A feature film directed by Jean-Jacques Arnaud and starring Sean Connery, Christian Slater, Michael Lonsdale, and F. Murray Abraham was released in 1986. We were very taken by this screen version of Ecco's masterpiece.

Now almost four decades after the release of the dark and chilling novel, Giacomo Battiato has written and directed an eight-episode TV version which is a joint German-Italian production. He has deepened and enriched The Name of the Rose by casting John Turturro in the lead role of the Franciscan monk William of Baskerville who is an intellectual, a believer in reason, a mentor to a young novice (Damian Hardung), and a forerunner of Sherlock Holmes.

Arriving at a Benedictine monastery for a conference, William is asked to investigate the death of one of the monks who had been working as a book illustrator. Then another monk is found dead. Concluding these were murders, the visitor tries to figure out motivations and behavior. All the while, he has to evade the traps set by a ruthless inquisitor, Bernard Gui (Rupert Everett), sent by the Pope to rid the Church of heretics.

It's not surprising that this mystery emerged from the imagination of Umberto Ecco. Looking back over his career, he can be seen as a modern Renaissance man and a polymath. He spent 30 years in the academic world teaching philosophy, semiotics, medieval history, and literature. Brother William seems created in the author's own image, a mind-tripper who is fascinated by both the big picture and the little, hidden details.

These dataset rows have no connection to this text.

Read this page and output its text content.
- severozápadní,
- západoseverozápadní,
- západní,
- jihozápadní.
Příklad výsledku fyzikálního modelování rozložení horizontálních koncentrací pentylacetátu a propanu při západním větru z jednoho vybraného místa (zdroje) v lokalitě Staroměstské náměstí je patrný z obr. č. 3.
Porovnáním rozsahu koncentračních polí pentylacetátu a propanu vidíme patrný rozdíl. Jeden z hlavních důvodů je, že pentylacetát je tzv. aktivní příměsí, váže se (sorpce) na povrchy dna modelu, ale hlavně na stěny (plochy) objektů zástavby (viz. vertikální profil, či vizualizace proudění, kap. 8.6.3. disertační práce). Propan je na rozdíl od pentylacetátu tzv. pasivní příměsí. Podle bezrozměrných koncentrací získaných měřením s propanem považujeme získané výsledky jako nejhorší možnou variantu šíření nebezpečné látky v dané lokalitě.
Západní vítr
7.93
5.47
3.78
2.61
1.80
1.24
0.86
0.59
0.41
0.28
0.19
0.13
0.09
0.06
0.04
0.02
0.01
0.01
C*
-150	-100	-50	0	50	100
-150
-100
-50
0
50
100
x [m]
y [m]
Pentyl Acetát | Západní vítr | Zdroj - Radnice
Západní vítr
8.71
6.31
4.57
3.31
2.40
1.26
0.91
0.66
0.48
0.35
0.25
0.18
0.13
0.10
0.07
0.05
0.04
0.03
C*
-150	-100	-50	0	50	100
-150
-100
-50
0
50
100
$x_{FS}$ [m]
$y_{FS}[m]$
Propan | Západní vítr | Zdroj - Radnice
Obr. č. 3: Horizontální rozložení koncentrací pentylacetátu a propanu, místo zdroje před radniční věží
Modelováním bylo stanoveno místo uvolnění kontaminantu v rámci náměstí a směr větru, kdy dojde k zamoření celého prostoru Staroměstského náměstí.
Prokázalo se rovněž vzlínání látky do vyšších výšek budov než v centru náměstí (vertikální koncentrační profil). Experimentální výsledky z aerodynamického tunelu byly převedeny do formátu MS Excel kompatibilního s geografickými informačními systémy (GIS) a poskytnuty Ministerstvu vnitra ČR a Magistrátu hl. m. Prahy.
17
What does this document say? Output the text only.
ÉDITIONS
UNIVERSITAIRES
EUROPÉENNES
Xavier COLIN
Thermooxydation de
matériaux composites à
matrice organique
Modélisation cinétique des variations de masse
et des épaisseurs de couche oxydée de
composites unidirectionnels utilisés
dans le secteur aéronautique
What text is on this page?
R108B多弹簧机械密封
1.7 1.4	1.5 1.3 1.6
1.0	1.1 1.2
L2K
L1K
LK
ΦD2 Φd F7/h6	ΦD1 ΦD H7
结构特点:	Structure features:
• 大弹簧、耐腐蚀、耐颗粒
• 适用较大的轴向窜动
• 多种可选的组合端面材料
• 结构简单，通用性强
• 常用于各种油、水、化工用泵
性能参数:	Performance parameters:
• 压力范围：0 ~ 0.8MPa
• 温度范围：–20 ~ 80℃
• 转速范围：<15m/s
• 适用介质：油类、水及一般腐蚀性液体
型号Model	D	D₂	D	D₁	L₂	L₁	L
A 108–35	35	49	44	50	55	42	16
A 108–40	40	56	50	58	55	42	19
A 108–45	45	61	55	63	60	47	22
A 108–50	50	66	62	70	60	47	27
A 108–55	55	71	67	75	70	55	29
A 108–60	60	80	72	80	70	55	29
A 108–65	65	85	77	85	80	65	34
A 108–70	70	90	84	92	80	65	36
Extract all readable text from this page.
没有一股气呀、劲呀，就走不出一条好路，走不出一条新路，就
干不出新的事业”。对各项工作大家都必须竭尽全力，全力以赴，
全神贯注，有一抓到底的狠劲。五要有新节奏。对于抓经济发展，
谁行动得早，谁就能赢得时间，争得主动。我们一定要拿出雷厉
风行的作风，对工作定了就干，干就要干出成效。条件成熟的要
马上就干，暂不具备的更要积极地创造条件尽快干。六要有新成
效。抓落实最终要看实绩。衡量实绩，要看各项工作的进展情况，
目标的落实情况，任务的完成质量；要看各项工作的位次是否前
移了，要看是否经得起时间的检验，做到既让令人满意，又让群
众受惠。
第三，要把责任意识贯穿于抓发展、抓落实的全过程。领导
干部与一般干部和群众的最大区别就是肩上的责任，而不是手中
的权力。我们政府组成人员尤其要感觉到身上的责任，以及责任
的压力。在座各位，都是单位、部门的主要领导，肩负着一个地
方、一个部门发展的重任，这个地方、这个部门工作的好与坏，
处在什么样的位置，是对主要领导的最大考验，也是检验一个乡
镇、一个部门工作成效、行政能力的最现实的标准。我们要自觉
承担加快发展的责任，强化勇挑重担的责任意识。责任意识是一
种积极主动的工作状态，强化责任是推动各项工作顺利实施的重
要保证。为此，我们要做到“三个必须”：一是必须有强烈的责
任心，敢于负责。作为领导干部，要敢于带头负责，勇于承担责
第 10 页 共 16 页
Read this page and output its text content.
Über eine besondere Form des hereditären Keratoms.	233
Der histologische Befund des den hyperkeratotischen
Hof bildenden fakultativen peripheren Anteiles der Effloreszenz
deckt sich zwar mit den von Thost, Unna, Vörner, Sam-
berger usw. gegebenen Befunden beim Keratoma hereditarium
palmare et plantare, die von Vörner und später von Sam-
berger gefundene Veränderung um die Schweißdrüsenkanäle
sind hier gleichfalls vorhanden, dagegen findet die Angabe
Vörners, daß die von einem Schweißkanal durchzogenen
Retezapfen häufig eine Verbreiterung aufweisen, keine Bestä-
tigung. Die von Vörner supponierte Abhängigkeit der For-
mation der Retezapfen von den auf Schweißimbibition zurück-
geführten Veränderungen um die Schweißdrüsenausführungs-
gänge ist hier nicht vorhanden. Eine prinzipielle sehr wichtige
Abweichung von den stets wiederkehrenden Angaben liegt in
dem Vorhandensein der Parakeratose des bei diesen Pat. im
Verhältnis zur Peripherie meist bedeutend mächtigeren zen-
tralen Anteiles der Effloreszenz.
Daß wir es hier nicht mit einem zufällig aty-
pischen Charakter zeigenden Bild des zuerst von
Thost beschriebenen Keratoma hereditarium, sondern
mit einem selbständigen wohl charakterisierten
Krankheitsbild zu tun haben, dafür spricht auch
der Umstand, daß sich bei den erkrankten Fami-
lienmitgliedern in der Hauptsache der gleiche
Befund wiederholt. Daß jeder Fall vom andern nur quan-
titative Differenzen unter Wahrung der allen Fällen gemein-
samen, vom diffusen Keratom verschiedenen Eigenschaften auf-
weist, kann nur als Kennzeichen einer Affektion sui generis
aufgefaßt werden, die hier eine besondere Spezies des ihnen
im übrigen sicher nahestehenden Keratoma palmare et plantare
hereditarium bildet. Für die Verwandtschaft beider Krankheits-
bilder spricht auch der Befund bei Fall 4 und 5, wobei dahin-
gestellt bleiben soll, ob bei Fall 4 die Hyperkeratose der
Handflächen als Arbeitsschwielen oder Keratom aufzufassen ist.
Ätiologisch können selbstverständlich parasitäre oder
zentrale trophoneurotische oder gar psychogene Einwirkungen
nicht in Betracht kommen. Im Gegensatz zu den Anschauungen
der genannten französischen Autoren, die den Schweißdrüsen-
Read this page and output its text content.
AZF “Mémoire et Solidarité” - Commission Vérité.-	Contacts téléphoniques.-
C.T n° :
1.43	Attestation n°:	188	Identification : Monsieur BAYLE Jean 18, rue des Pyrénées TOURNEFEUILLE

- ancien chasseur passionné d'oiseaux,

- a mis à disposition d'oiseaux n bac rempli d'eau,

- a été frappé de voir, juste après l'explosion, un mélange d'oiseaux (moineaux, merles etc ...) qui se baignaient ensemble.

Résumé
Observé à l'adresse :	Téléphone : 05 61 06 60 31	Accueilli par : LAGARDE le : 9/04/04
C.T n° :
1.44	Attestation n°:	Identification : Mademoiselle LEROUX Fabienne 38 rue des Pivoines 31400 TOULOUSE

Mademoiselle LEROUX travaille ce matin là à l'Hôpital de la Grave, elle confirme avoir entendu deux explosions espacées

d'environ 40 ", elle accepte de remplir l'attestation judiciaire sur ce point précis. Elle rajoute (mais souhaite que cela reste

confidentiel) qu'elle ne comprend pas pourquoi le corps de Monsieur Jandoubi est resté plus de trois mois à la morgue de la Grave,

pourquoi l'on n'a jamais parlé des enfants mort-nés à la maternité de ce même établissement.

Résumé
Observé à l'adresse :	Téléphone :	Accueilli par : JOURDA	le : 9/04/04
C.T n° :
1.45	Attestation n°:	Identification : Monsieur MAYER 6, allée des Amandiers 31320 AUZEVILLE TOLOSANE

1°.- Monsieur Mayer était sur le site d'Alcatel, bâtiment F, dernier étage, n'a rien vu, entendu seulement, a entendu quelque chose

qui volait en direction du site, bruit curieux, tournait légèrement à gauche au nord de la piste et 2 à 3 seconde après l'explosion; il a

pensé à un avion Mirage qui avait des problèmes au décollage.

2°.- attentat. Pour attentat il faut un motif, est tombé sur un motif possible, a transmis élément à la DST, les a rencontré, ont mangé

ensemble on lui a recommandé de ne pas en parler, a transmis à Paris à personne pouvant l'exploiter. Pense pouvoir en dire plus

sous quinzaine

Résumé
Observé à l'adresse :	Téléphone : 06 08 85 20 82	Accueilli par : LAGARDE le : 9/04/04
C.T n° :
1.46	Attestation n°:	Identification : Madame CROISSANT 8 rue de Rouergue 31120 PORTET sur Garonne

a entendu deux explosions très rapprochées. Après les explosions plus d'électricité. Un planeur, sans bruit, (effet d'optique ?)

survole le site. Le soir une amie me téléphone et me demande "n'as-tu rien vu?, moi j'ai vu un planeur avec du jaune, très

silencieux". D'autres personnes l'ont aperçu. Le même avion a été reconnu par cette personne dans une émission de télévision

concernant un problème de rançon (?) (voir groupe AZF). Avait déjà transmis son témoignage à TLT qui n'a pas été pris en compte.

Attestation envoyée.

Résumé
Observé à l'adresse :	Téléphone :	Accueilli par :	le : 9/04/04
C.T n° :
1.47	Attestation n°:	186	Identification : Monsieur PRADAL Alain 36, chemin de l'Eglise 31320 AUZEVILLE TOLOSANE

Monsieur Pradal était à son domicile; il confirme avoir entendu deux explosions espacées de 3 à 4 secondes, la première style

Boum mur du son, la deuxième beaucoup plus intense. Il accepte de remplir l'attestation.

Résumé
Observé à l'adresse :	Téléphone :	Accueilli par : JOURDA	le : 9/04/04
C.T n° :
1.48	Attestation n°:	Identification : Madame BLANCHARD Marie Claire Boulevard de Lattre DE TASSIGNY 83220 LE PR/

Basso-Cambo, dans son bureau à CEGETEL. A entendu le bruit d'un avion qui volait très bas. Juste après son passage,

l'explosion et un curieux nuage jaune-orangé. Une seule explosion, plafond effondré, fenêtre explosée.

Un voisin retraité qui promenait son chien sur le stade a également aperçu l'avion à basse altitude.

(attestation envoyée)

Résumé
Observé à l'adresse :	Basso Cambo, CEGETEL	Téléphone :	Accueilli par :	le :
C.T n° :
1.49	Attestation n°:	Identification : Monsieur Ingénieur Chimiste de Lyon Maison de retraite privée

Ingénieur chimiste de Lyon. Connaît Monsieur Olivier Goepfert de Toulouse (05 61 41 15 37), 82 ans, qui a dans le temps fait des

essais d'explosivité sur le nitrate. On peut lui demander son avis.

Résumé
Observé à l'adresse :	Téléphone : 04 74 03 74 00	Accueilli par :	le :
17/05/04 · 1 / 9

Nor is it surprising that this story takes place in a monastery known for its library. The shelves are arranged as a maze, and it is off-limits to everyone but the librarians. The other monks, who work all day making copies of the books, are both filled with pride about the library and scared by frightening stories about what could happen there.

When Ecco was a boy, he was awed by his grandfather's impressive library. Calling books "the corridors of the mind," Ecco has assembled his own rare book collection over 50,000 volumes displayed in two of his homes. Lovers of books ourselves, we find them to be passports to undiscovered lands, offering us primal contact with saints and seers who, through plain and elaborate pages, bequeath to us their wisdom. We would agree (and Ecco would too) with Thomas Kempis who wrote: "In all things I have sought peace, and nowhere have I found it except in a corner with a book."